The hosts file is one of the important files on the machines, related to networking. It is used to map hostnames to IP addresses and pretty much is similar in functionality to a DNS server.
The hosts file is given preferential treatment to other host name mapping services such as DNS servers. Also, the hosts file is in direct control of the system, unlike the DNS servers which means it can be used to override the host name resolutions.
The main functionality of the hosts file is to map local host names with in the local networks, which are usually not resolved by other methods. You will usually find entries for the “local” names such as localhost and loopback being mapped back to the machines.
The hosts file is located in the folder /etc/ and is a text file. The file can be accessed by using the absolute path /etc/hosts. This means that it can be modified locally using any text editor, provided you have the required permissions to do so. You can take advantage of the fact that the /etc/hosts is preferred over DNS and other host mapping method, to perform some functions locally and system-wide.
Blocking IP Addresses
You can block certain host names and IP addresses by mapping it to a non-existent IP or the localhost. This can be used to block several ad networks as well, which means it can function as a Ad blocker for your browser.
It is pretty tedious to find and map all ad networks manually into the hosts file. You can download some hosts file from internet which are crowd sourced and have very good coverage of commonly seen ads.
Another useful function is to temporarily block web domains, such as facebook.com or twitter on the machine thus blocking someone from accessing these sites using any of the browsers.
The advantage of using a hosts file is that it can work across browsers rather than having to have a separate Ad blocker for each of the browsers that you use. But it is quite possible that the maintenance of the file can become quite tedious over time and trouble shooting is cumbersome for large hosts files.
DNS Lookup Time
You can manually map the hostnames for your commonly visited web domains. This can reduce the domain name look up times, as the machine does not have to query the domain server and can map it locally.
There is usually a DNS cache that is maintained by system in order to make the domain look-ups faster. Even with the DNS cache, a local mapping can be faster. This however requires you to keep the entries current at all times. If there is a change in the DNS entry for the hostname at some time, it is quite possible that you will miss it and keep pointing to the old address.
Sometimes you will want to map multiple names to the same IP address. This is equivalent of creating multiple names for the same machine. These names are also known as the aliases to the machine. This is quite often useful in software testing and other scenarios.

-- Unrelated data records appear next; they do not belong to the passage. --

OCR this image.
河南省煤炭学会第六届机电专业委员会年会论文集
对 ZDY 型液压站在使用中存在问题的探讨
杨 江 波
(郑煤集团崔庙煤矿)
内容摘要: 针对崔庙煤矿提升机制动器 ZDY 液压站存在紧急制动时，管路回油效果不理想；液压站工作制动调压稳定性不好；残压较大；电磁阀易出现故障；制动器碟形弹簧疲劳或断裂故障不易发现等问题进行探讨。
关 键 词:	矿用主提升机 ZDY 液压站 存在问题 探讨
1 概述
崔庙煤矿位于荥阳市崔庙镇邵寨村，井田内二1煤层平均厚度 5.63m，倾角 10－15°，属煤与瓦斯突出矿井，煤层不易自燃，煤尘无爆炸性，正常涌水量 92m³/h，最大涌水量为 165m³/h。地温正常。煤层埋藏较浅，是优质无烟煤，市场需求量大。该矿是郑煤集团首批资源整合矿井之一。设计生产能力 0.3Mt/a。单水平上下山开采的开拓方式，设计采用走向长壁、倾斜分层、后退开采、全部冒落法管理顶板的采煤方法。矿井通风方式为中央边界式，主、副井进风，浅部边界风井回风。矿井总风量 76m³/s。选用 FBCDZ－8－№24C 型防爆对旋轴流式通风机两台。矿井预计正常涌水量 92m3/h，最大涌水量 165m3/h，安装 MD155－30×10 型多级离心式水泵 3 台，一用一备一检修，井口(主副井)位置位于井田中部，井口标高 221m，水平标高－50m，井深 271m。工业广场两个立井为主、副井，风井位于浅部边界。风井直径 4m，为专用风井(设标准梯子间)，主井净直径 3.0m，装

One of the uses of aliases is that you can create shortcuts for your commonly used web domains. For example, you can shorten the web domain to something that you can remember easily. Remember that by doing this you are also effectively blocking and re-routing the domain that is your shortcut, if there is one. In the example below, you can use f.b as a shortcut for facebook.com.
188.8.131.52 twitter.com t.c t.com
Although there are several different things that can be done with hosts file, it is quite often not desirable to do so because of the effort required to maintain it. However it will often depend on your own specific requirement, but is often a very quick, easy and dirty way to get it done.